Mesma tecnologia, regras diversas.
Do lado da IA generativa, as ferramentas atuais (texto-para-imagem,
texto-para-vídeo e clonagem de voz) conseguem produzir conteúdos totalmente
novos sem depender de um vídeo base. Tecnicamente, diferem dos “deepfakes”
clássicos de face swap treinados sobre acervos da pessoa-alvo. Porém, como o
vocabulário regulatório deu nomes diversos a conteúdos que podem ser gerados a partir da mesma tecnologia, bem como misturou “fabricado” e “manipulado” para designar tanto
desinformação quanto usos lícitos com transparência, o direito ficou com
categorias embaralhadas: o mesmo termo ora descreve fraude, ora descreve
criação legítima assistida por IA, mas no fundo, atualmente tudo isso pode ser
feito a partir da mesma tecnologia, o que exige atualização da legislação e das
resoluções eleitorais.
Questões pontuais que devem ser melhoradas.
O art. 9-B permite o uso de IA para criar, substituir, mesclar, omitir ou
sobrepor imagens e sons na propaganda, exigindo aviso “explícito, destacado e
acessível” de que houve uso de tecnologia. Os principais problemas aqui são:
(i) terminologia confusa — ao exigir que se informe que o conteúdo foi
“fabricado ou manipulado”, a redação associa usos legítimos às mesmas palavras
consagradas internacionalmente para desinformação; (ii) delimitação técnica
imprecisa — o dispositivo se aplica apenas quando há IA generativa,
deixando fora intervenções tradicionais (edição 3D, pós-produção sem IA) que
podem produzir efeitos persuasivos semelhantes; (iii) ônus probatório
prático — disputas processuais tenderão a girar sobre “houve IA ou não?”,
deslocando o foco do impacto e da veracidade para a ferramenta; (iv) incidência
temporal nebulosa — como a Resolução estende deveres de transparência
também à pré-campanha (art. 3º-C), falta um marco objetivo para definir quando
começam as obrigações, o que amplifica o risco de decisões casuísticas.
Mesmos verbos, mesma tecnologia, consequências e usos distintos.
O art. 9-C, por sua vez, veda conteúdos “fabricados ou manipulados” com
potencial de dano ao equilíbrio do pleito ou à integridade do processo e, no
§1º, proíbe de modo absoluto o uso de “deepfakes” para criar, substituir
ou alterar imagem/voz — inclusive com autorização e até quando a pessoa for
fictícia. Os principais pontos críticos são: (i) critério de gravidade
subjetivo — “potencial para causar danos” carece de indicadores objetivos
(alcance, métricas de difusão, contexto) e convida a decisões divergentes; (ii)

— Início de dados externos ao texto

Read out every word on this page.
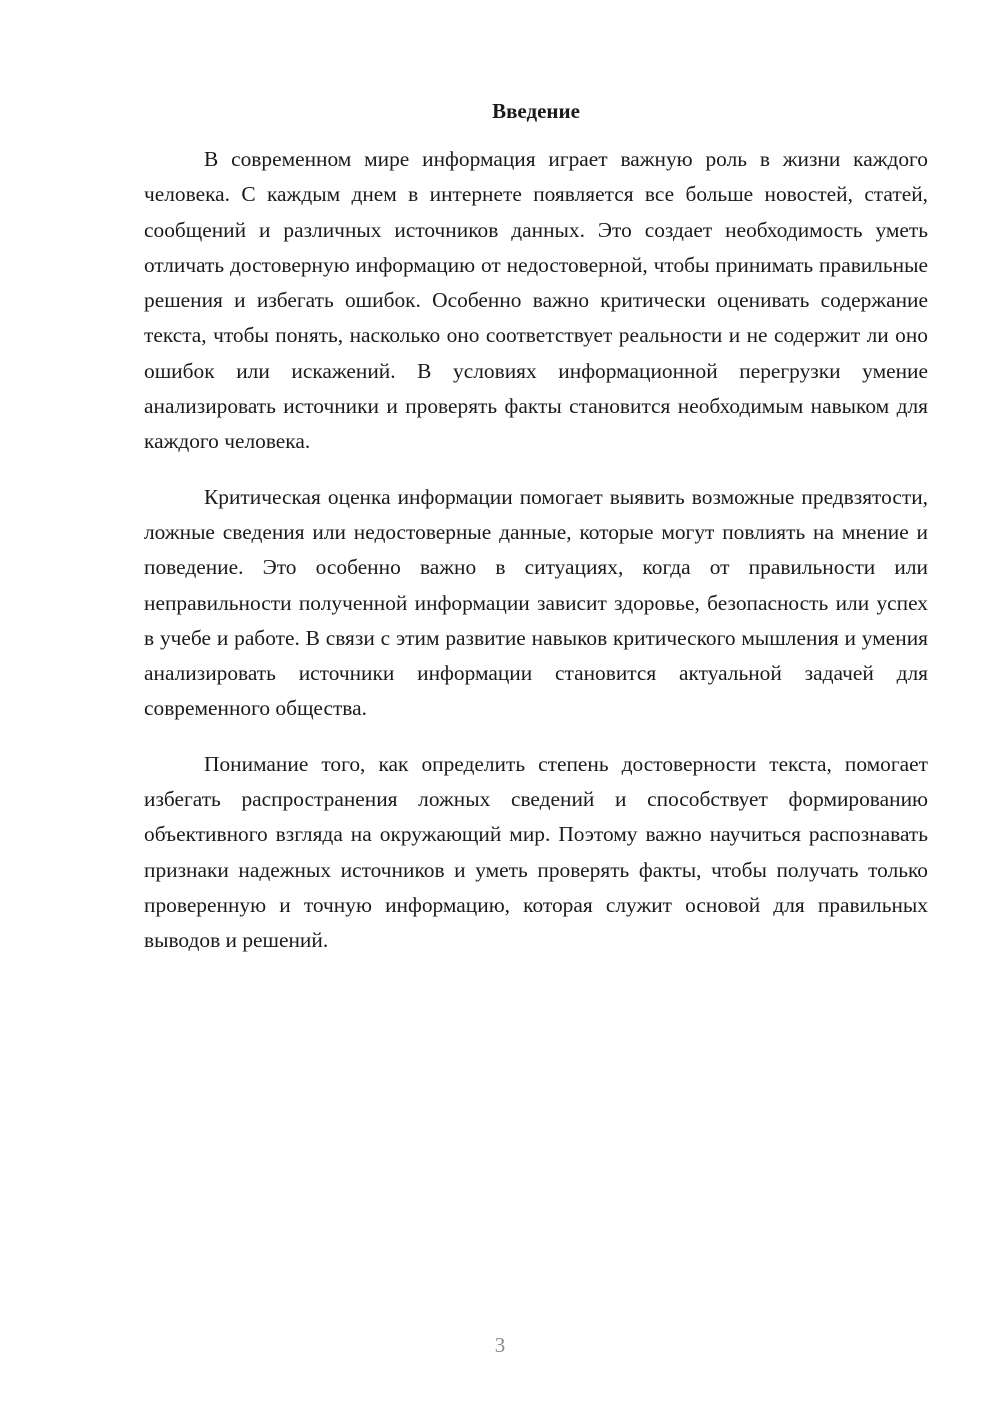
Введение

В современном мире информация играет важную роль в жизни каждого человека. С каждым днем в интернете появляется все больше новостей, статей, сообщений и различных источников данных. Это создает необходимость уметь отличать достоверную информацию от недостоверной, чтобы принимать правильные решения и избегать ошибок. Особенно важно критически оценивать содержание текста, чтобы понять, насколько оно соответствует реальности и не содержит ли оно ошибок или искажений. В условиях информационной перегрузки умение анализировать источники и проверять факты становится необходимым навыком для каждого человека.

Критическая оценка информации помогает выявить возможные предвзятости, ложные сведения или недостоверные данные, которые могут повлиять на мнение и поведение. Это особенно важно в ситуациях, когда от правильности или неправильности полученной информации зависит здоровье, безопасность или успех в учебе и работе. В связи с этим развитие навыков критического мышления и умения анализировать источники информации становится актуальной задачей для современного общества.

Понимание того, как определить степень достоверности текста, помогает избегать распространения ложных сведений и способствует формированию объективного взгляда на окружающий мир. Поэтому важно научиться распознавать признаки надежных источников и уметь проверять факты, чтобы получать только проверенную и точную информацию, которая служит основой для правильных выводов и решений.

3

redundância conceitual — a redação mistura “conteúdo sintético”, “gerado
ou manipulado digitalmente” e “deepfake”, sem critérios técnicos para separar
manipulação desinformativa de criação transparente; (iii) choque com o art.
9-B — os mesmos verbos (criar, substituir, alterar) aparecem como
permitidos com transparência (9-B) e proibidos (9-C §1º) quando classificados
como “deepfake”, mas a norma não oferece um teste operacional para
distingui-los; (iv) abrangência excessiva — a proibição vale “ainda que
mediante autorização”, o que alcança avatares, dublagens e clones de candidatos
usados para reduzir custos e ampliar acessibilidade, mesmo sem intuito
enganoso.
Regulação confusa - Duplipensar
O resultado prático dessa dupla engrenagem é um trilema regulatório:
a) 9-B autoriza IA com transparência; b) 9-C caput proíbe desinformação
“fabricada ou manipulada” pela gravidade do efeito; c) 9-C §1º proíbe, per se,
“deepfake”. Sem um critério técnico verificável — por exemplo, “partiu de
material pré-existente identificável para simular identidade alheia” (deepfake
clássico) versus “sintetizou conteúdo inédito sem copiar identidade específica”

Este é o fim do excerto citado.